Why demographic aging – i.e., the onset, rate, and duration of adult mortality trajectories – often differs between males and females is not understood. Equally perplexing is how sex-specific demographic aging is underpinned by sex-specific organismal senescence – i.e., the deterioration of biochemical and physiological processes leading to declining function with advancing age.

Stated simply, the why and how of sex-specific aging are questions without unifying answers – answers that have broad implications for conservation, agriculture, and human health. Mechanistic hypotheses for variation in sex-specific aging derive from genetics (Theme 1), organismal biology (Theme 2), quantitative genetics (Theme 3), and evolutionary biology (Theme 4).

THEME 1: How do sex chromosomes and sex determining mechanisms contribute to sex-specific aging?

Naturally occurring variation in sex-determining mechanisms is abundant (e.g., genetic sex determination vs. environmental sex determination (ESD)). Theme 1 leverages variation in sex-determining mechanisms, sex chromosomes, and species in which sex-specific genome features can be manipulated, to test their role in sex-specific aging.

Specifically, we are undertaking the following projects:

1.1 How does sex determining mechanism affect sex-specific aging phenotypes?
1.2 How does sex-specific aging respond to altered heterochromatin differences between the sexes?
1.3 How do sex differences in aging phenotypes respond to manipulations of dosage compensation?

Range of sex chromosome differentiation and regulation in species studied by IISAGE.

THEME 2: How does variation in physiology and morphology contribute to sex-specific aging?

Natural variation in sex-specific organismal biology is abundant – ranging from species where one sex has heightened cellular stress responses, or one sex has greater body size. Theme 2 leverages this variation and species in which sex differences can be manipulated, to test their impact on sex-specific aging phenotypes.

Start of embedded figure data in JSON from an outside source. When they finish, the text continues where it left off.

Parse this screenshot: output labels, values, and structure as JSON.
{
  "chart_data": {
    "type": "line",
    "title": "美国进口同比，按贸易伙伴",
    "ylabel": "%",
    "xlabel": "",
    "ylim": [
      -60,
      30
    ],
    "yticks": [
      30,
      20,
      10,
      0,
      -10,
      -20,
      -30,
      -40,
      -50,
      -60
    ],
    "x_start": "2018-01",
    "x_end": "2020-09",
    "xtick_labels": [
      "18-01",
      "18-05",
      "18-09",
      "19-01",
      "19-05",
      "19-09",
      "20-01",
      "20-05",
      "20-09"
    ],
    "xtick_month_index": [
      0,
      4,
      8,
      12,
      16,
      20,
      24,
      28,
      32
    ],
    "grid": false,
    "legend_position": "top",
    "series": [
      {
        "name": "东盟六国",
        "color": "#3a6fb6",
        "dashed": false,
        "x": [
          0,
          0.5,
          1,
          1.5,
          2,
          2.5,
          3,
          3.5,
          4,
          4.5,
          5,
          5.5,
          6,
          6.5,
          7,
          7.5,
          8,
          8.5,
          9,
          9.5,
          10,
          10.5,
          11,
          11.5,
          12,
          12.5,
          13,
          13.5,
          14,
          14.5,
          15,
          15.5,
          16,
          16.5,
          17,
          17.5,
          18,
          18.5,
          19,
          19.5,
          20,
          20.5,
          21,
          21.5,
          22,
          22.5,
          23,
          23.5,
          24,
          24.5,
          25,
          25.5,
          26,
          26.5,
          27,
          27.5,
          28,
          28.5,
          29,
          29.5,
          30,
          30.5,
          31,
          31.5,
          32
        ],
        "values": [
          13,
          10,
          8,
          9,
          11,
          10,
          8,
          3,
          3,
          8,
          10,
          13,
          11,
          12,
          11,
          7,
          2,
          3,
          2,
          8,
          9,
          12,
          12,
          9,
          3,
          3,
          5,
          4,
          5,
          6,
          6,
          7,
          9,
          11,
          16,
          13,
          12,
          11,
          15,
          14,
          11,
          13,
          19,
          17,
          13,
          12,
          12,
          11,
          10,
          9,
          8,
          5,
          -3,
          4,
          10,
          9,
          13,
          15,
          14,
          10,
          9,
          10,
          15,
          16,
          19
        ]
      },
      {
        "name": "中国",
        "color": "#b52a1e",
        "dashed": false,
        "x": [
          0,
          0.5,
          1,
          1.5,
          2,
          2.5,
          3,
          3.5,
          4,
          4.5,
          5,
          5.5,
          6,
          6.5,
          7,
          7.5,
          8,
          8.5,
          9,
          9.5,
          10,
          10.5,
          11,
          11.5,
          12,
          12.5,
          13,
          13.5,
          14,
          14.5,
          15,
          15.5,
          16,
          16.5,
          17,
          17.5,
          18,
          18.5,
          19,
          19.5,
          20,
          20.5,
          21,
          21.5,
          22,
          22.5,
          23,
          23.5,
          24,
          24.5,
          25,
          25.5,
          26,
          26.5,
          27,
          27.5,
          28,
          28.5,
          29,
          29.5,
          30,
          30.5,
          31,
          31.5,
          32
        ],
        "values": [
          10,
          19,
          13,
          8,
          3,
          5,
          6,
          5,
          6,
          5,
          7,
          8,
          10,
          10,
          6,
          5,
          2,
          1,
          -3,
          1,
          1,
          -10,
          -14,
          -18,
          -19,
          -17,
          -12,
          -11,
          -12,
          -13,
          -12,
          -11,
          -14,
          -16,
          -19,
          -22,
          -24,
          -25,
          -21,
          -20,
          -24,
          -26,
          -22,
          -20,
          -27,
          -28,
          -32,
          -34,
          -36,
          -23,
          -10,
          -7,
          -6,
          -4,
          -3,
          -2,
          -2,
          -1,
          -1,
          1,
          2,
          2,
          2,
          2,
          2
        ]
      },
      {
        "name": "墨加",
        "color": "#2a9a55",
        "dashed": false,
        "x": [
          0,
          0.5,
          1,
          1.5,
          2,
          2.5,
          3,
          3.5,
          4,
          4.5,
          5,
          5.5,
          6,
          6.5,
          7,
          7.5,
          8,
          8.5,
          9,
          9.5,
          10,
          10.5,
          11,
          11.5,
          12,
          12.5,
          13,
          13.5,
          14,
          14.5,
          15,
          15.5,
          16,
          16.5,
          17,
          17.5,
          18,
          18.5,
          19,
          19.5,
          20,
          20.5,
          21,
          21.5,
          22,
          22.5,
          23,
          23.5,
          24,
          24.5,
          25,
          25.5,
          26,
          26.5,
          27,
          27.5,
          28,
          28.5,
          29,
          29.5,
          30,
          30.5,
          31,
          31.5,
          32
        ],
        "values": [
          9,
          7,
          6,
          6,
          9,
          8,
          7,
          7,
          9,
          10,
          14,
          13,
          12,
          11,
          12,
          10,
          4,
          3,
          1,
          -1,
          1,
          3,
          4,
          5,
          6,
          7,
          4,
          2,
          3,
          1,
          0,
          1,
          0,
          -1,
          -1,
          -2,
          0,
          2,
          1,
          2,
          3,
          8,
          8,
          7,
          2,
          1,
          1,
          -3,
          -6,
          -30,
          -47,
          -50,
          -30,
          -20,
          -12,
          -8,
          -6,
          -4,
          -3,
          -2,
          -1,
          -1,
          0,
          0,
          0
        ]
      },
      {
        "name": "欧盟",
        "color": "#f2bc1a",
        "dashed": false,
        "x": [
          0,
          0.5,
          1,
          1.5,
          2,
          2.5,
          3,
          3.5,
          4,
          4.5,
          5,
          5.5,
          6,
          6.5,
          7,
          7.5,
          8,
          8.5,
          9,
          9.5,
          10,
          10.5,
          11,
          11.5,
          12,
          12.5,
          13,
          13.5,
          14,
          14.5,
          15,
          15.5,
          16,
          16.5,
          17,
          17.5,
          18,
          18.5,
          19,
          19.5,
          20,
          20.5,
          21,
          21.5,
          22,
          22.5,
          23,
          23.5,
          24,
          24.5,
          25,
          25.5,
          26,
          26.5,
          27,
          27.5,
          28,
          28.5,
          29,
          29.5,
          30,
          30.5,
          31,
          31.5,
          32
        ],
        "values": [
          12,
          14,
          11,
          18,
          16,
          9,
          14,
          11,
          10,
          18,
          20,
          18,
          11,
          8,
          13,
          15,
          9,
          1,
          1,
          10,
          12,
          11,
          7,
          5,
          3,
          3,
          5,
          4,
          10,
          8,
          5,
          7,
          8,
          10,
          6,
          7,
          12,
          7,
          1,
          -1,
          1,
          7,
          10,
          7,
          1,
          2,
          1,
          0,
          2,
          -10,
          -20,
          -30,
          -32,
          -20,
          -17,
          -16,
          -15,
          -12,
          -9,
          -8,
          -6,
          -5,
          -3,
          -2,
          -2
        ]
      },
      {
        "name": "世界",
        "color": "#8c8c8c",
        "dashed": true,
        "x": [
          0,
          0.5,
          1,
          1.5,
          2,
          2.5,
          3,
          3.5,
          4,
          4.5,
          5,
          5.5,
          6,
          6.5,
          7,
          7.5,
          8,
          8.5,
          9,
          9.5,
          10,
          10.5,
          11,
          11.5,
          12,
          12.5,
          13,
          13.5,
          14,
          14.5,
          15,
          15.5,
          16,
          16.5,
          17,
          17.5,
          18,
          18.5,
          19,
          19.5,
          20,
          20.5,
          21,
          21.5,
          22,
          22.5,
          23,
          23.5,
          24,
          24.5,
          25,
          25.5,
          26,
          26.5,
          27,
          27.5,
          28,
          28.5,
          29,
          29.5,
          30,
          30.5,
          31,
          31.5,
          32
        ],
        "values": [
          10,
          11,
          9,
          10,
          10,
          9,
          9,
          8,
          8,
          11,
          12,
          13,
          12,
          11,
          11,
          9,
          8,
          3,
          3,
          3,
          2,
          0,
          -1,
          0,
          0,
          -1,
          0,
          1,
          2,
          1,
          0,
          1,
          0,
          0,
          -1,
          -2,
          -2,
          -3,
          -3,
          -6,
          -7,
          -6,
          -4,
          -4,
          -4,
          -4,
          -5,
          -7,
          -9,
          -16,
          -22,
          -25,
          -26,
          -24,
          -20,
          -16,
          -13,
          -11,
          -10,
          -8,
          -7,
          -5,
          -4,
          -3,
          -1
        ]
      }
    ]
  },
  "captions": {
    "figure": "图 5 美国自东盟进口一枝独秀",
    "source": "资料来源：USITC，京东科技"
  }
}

Specifically, we are undertaking the following projects:

2.1 How do sex, morphology, and physiology interact to impact sex-specific aging?
2.2 How does sex-specific aging respond to the induction of cellular stress responses?
2.3 Can we eliminate sex differences in aging phenotypes by experimentally evolving size monomorphism through selective breeding?

Sex differences in lifespan vary widely across animal taxa. Gray and black bars represent lifespan in females and males.

THEME 3: How does sex-by-environment plasticity contribute to sex-specific aging?

Sexes can respond differently to environmental perturbations, and can even change phenotypic sex. Theme 3 leverages long-term field studies, controlled laboratory studies, and novel sex-reversal studies to test for the contribution of phenotypic plasticity to sex-specific aging.

Specifically, we are undertaking the following projects:

3.1 Do sex-by-temperature interactions in wild populations sampled along thermal clines result in sex differences in aging phenotypes?
3.2 How do sex-by-temperature interactions in laboratory reciprocal transplant populations influence sex differences in aging phenotypes?
3.3 How does sex-reversal impact aging phenotypes, and does the mortality trajectory follow that of the genotypic sex or the phenotypic sex?

Phylogenies of species (purple) that will be subjected to multi-population sampling and laboratory
experiments under IISAGE. TSD: Temperature sex determination.

THEME 4: How repeatable, fixed, and/or labile are sex-specific mechanisms of aging across animal diversity?

Integrating across Themes 1-3, IISAGE will identify common vs. lineage-specific rules in sex-specific aging. These integrated interaction network analyses, spanning multiple disciplines and animal lineages, will distinguish between taxon-specific processes impacting sex differences in aging versus rules that apply across animal lineages.

Specifically, we are undertaking the following projects:

4.1 What are the universal mechanisms of sex-specific aging from species contrasts across a phylogeny, that correspond to gradients of sex determination and/or from the manipulations that alter sex differences in aging/lifespan?
4.2 What are the molecular pathways implicated in sex-specific aging that are conserved across species and environments?
4.3 What are the cellular and organismal factors that predict evolutionary change in sex-specific aging?

IISAGE will Identify pathways that drive sex differences in aging by integrating data from themes 1-3 using multi-omics Machine Learning in a phylogenetic comparative framework.